Celle-ci a organisé l’exposition en diverses section thématiques.
Les autoportraits de Vivian Maier sont omniprésents dans son œuvre et utilisent divers procédés visuels comme les ombres, reflets et images dans l’image pour signifier sa présence.
Tantôt discrets, tantôt affirmés, ces indices varient et révèlent une quête de soi, tout en invitant le spectateur à une énigmatique chasse aux indices.
L’autoportrait devient pour Maier une manière d’affirmer sa place dans le monde.

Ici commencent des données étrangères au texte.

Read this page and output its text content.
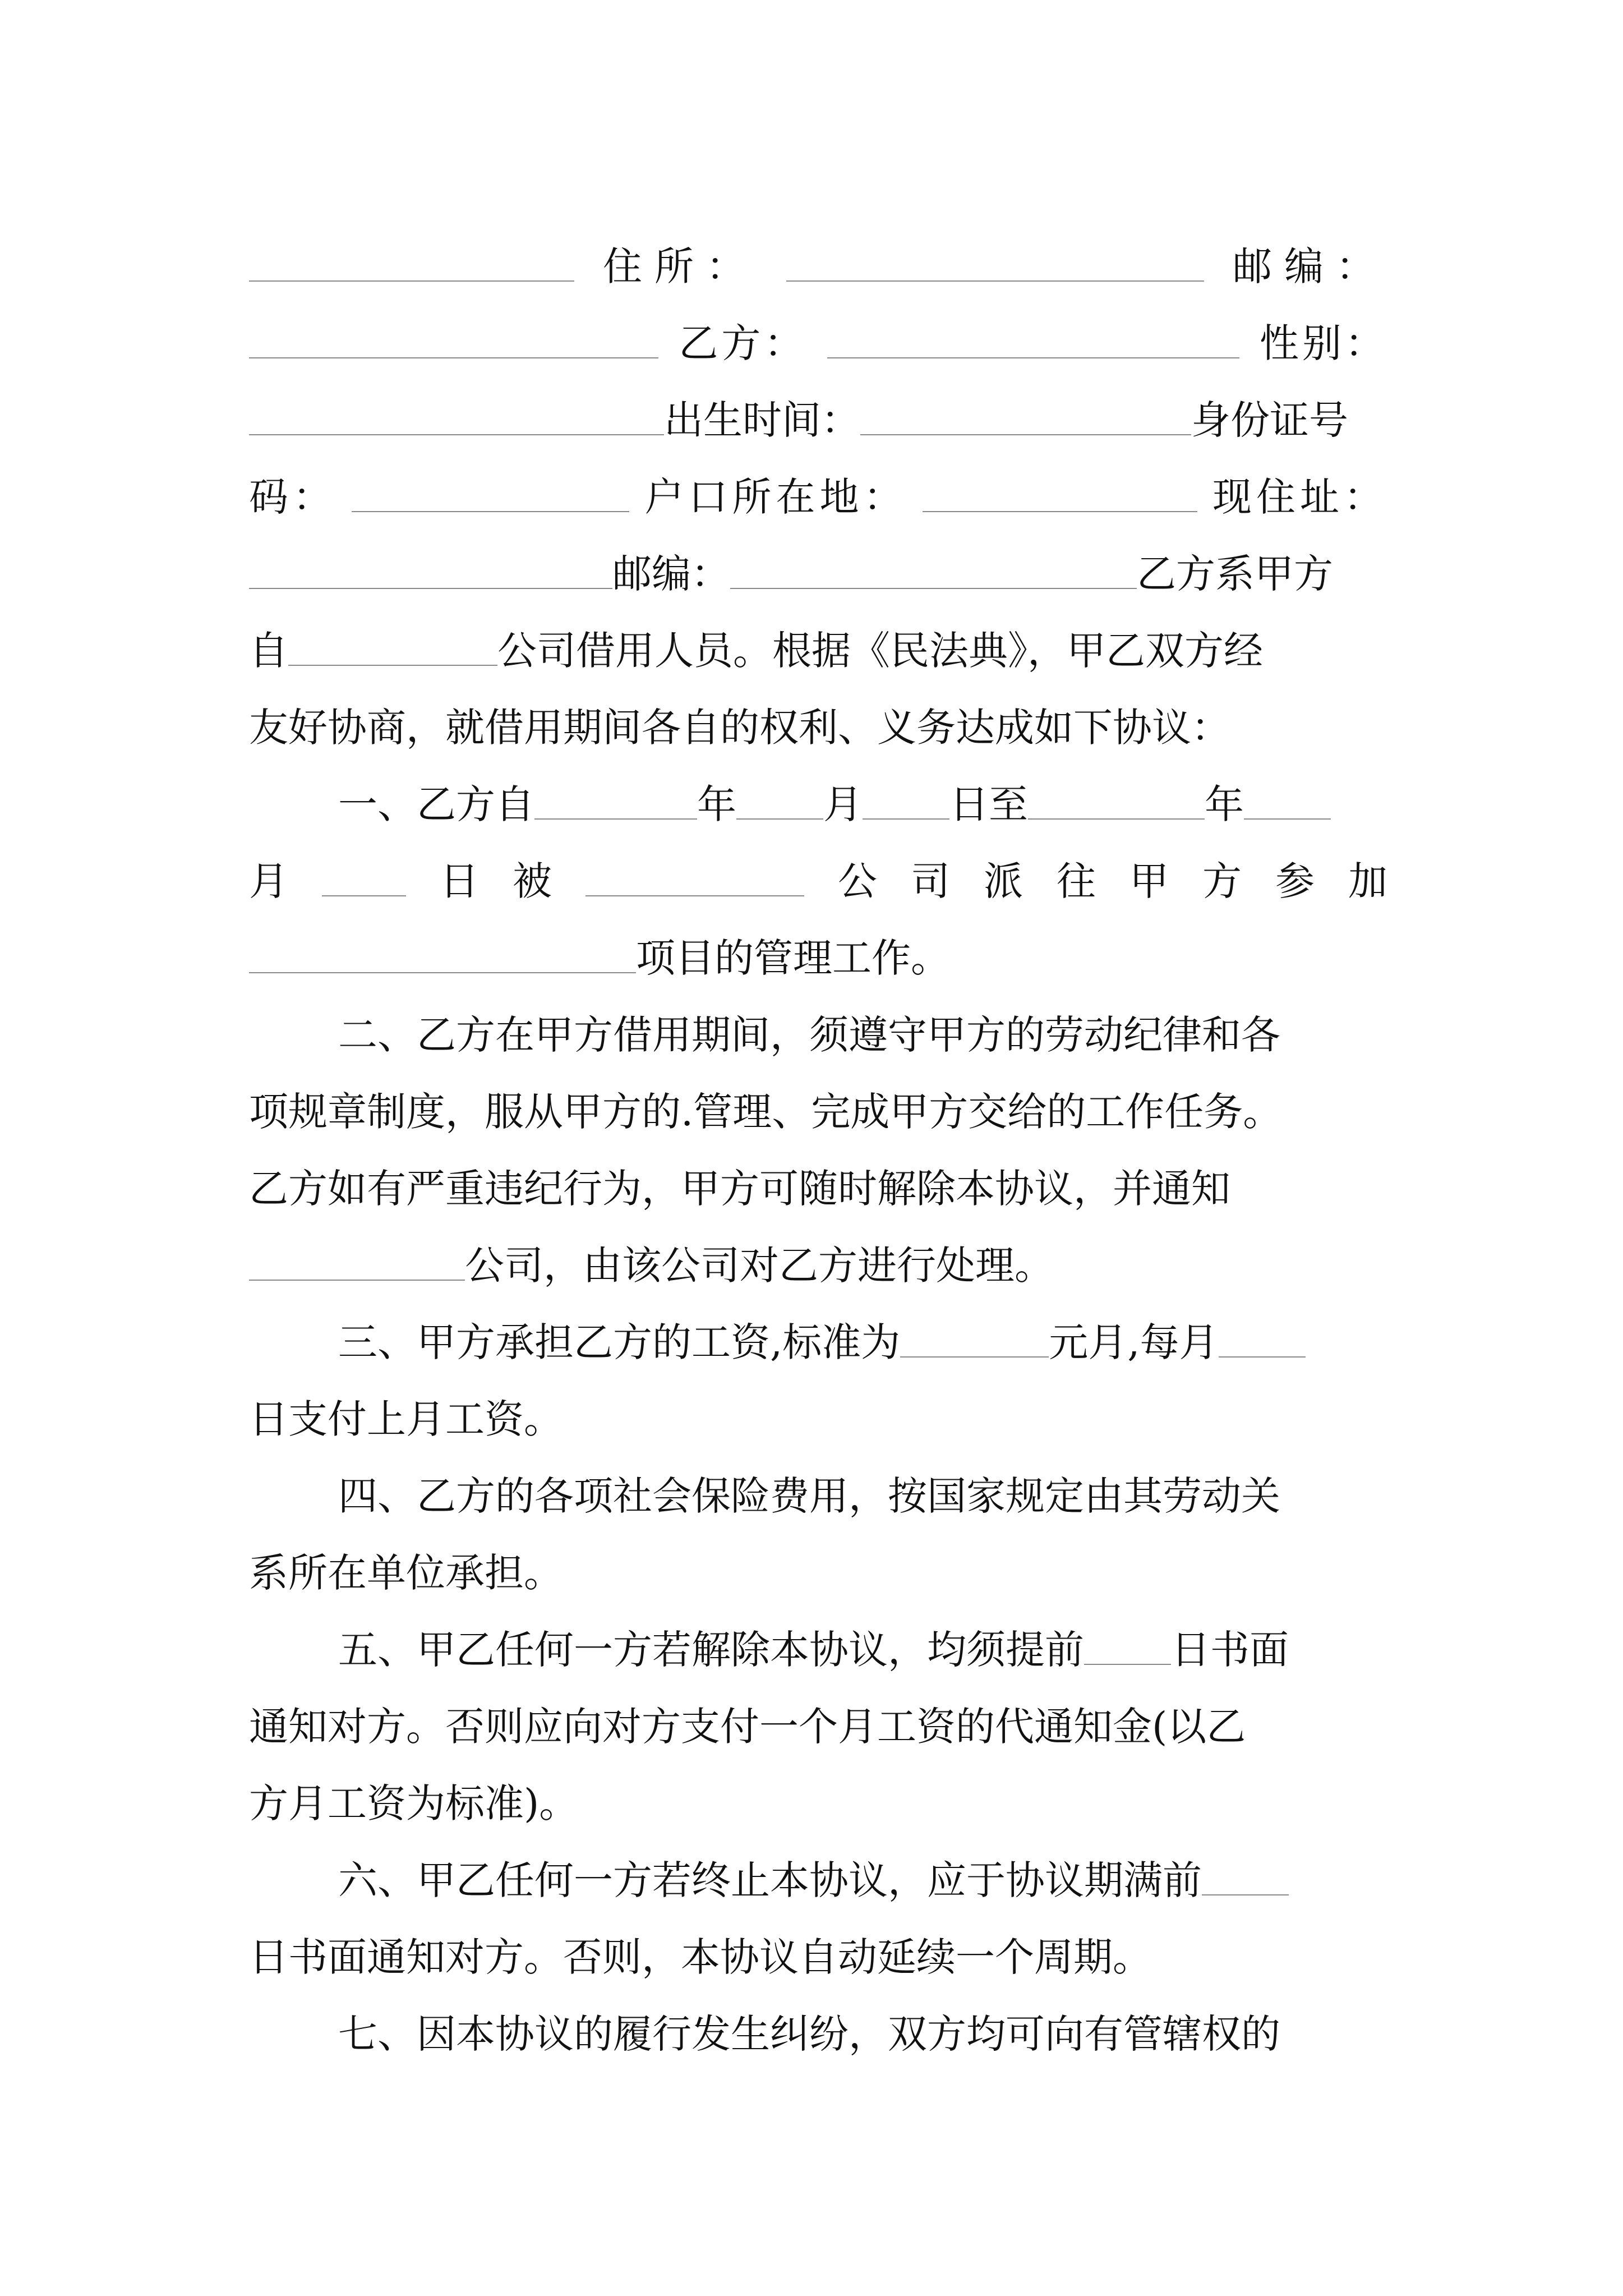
住所：	邮编：
乙方：	性别：
出生时间：	身份证号
码：	户口所在地：	现住址：
邮编：	乙方系甲方
自	公司借用人员。根据《民法典》，甲乙双方经
友好协商，就借用期间各自的权利、义务达成如下协议：
一、乙方自	年 月 日至	年
月	日 被	公 司 派 往 甲 方 参 加
项目的管理工作。
二、乙方在甲方借用期间，须遵守甲方的劳动纪律和各
项规章制度，服从甲方的.管理、完成甲方交给的工作任务。
乙方如有严重违纪行为，甲方可随时解除本协议，并通知
公司，由该公司对乙方进行处理。
三、甲方承担乙方的工资,标准为	元月,每月
日支付上月工资。
四、乙方的各项社会保险费用，按国家规定由其劳动关
系所在单位承担。
五、甲乙任何一方若解除本协议，均须提前 日书面
通知对方。否则应向对方支付一个月工资的代通知金(以乙
方月工资为标准)。
六、甲乙任何一方若终止本协议，应于协议期满前
日书面通知对方。否则，本协议自动延续一个周期。
七、因本协议的履行发生纠纷，双方均可向有管辖权的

Les portraits de Vivian Maier reflètent son intérêt pour l’autre et la vie quotidienne. Ils incluent à la fois des instantanés pris furtivement et des portraits plus intimes résultant de véritables rencontres. Ses sujets varient entre les classes sociales : elle s’identifie souvent à la classe ouvrière et aux sans-abris, capturant leurs visages à distance pour les protéger. En revanche, pour les personnes plus aisées, elle provoque parfois des réactions négatives qu’elle immortalise avec ironie.
Les scènes de rue de Vivian Maier plongent au cœur des quartiers populaires de New York et Chicago, révélant un monde marginal, à la fois dur et tendre, en dehors du rêve américain.
Ses photographies capturent la beauté du banal à travers des personnages anonymes et des détails subtils de la vie quotidienne.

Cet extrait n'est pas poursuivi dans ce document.